Dept of Cardiology, University "L. Vanvitelli" - Monaldi Hospital, Naples, Italy
Dept of Medicine, Surgery and Dentistry, University of Salerno, Baronissi, Italy.
Eur Respir J. 2022 Aug 4;60(2). doi: 10.1183/13993003.02548-2021. Print 2022 Aug.
According to current guidelines, the diagnosis of pulmonary hypertension (PH) relies on echocardiographic probability followed by right heart catheterisation (RHC). How echocardiography predicts PH recently redefined by mean pulmonary arterial pressure (mPAP) >20 mmHg instead of ≥25 mmHg and pulmonary vascular disease defined by pulmonary vascular resistance (PVR) ≥3 or >2 WU has not been established.
A total of 278 patients referred for PH underwent comprehensive echocardiography followed by RHC. 15 patients (5.4%) were excluded because of insufficient quality echocardiography.

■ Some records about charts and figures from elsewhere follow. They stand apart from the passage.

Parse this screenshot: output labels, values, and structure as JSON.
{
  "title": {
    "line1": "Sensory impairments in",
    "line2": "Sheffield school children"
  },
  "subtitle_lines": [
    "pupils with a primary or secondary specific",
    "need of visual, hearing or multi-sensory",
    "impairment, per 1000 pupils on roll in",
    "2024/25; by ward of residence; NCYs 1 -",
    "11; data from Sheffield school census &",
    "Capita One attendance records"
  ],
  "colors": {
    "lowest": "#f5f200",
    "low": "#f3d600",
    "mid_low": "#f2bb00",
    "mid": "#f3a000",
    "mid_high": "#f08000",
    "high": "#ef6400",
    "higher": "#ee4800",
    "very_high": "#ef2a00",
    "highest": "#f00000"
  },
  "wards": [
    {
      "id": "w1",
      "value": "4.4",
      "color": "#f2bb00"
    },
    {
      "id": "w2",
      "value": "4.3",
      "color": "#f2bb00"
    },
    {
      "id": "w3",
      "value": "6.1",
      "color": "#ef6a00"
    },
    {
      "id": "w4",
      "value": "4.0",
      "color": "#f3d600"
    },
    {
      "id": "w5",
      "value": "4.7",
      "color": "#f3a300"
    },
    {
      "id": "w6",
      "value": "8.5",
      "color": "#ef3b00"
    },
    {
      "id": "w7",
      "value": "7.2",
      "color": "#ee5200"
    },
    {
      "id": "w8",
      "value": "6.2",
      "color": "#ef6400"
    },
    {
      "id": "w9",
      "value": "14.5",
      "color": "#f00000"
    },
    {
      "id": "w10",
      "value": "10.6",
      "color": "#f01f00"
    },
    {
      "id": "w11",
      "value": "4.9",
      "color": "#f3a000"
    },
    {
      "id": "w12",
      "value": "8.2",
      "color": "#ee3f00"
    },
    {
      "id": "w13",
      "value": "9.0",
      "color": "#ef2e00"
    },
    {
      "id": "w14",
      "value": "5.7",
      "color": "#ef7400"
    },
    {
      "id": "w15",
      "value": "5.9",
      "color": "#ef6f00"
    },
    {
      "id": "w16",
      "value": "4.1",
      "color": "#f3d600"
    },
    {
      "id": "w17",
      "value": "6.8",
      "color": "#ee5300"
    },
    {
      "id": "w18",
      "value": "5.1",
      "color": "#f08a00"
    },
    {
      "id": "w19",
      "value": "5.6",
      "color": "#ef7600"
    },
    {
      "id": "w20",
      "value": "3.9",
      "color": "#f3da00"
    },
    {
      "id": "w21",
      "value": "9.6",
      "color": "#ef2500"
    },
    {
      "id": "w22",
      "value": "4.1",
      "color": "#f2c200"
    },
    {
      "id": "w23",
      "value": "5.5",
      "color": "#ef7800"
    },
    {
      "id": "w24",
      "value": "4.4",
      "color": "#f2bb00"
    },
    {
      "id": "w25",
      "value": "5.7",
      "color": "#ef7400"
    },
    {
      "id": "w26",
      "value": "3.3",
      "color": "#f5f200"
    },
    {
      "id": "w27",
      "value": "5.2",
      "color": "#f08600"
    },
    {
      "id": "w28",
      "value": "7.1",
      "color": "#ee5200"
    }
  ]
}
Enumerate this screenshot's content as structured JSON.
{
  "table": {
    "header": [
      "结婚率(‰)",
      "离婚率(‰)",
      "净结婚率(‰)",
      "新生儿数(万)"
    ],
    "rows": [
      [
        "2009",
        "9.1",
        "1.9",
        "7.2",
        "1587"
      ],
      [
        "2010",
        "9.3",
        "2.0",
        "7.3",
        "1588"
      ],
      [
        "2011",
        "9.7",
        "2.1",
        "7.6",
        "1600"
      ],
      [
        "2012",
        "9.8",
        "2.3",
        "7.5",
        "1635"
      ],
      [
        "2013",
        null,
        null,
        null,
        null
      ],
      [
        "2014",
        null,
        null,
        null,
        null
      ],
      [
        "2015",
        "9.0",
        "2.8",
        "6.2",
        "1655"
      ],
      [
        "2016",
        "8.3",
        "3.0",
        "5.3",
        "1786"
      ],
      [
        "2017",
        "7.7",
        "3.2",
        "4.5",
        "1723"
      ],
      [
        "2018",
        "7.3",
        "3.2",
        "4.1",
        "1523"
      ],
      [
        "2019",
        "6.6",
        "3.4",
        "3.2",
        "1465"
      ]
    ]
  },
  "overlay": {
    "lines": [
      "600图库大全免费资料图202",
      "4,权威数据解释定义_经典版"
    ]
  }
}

With PH defined by mPAP >20 mmHg, 23 patients had no PH, 146 had pre-capillary PH and 94 had post-capillary PH. At univariate analysis, maximum tricuspid regurgitation velocity (TRV) 2.9-3.4 m·s, left ventricle (LV) eccentricity index >1.1, right ventricle outflow tract acceleration time (RVOT-AT) <105 ms or notching, RV/LV basal diameter >1 and pulmonary artery diameter predicted PH, whereas inferior vena cava diameter and right atrial area did not. At multivariable analysis, only TRV ≥2.9 m·s independently predicted PH. Additional independent prediction of PVR ≥3 WU was offered by LV eccentricity index >1.1, and RVOT-AT <105 ms and/or notching, but with no improvement of optimal combination of specificity and sensitivity or positive prediction.
Echocardiography as recommended in current guidelines can be used to assess the probability of redefined PH in a referral centre. However, the added value of indirect signs is modest and sufficient quality echocardiographic signals may not be recovered in some patients.
根据现行指南,肺动脉高压(PH)的诊断依赖于超声心动图概率,然后进行右心导管检查(RHC)。超声心动图如何预测最近由平均肺动脉压(mPAP)>20mmHg 而非≥25mmHg 重新定义的 PH 以及由肺血管阻力(PVR)≥3 或>2WU 定义的肺血管疾病尚未确定。
共有 278 例因 PH 就诊的患者接受了全面的超声心动图检查,然后进行了 RHC。由于超声心动图质量不足,有 15 例患者(5.4%)被排除在外。
以 mPAP>20mmHg 定义 PH,23 例患者无 PH,146 例患者为毛细血管前 PH,94 例患者为毛细血管后 PH。在单因素分析中,最大三尖瓣反流速度(TRV)2.9-3.4m·s、左心室(LV)偏心指数>1.1、右心室流出道加速时间(RVOT-AT)<105ms 或有切迹、RV/LV 基底直径>1 和肺动脉直径预测 PH,而下腔静脉直径和右心房面积则不预测 PH。多因素分析中,仅 TRV≥2.9m·s 独立预测 PH。LV 偏心指数>1.1、RVOT-AT<105ms 和/或有切迹可提供 PVR≥3WU 的额外独立预测,但特异性和敏感性或阳性预测的最佳组合并未改善。
在推荐的当前指南中,超声心动图可用于评估转诊中心重新定义 PH 的可能性。然而,间接征象的附加值较小,并且在一些患者中可能无法恢复足够质量的超声心动图信号。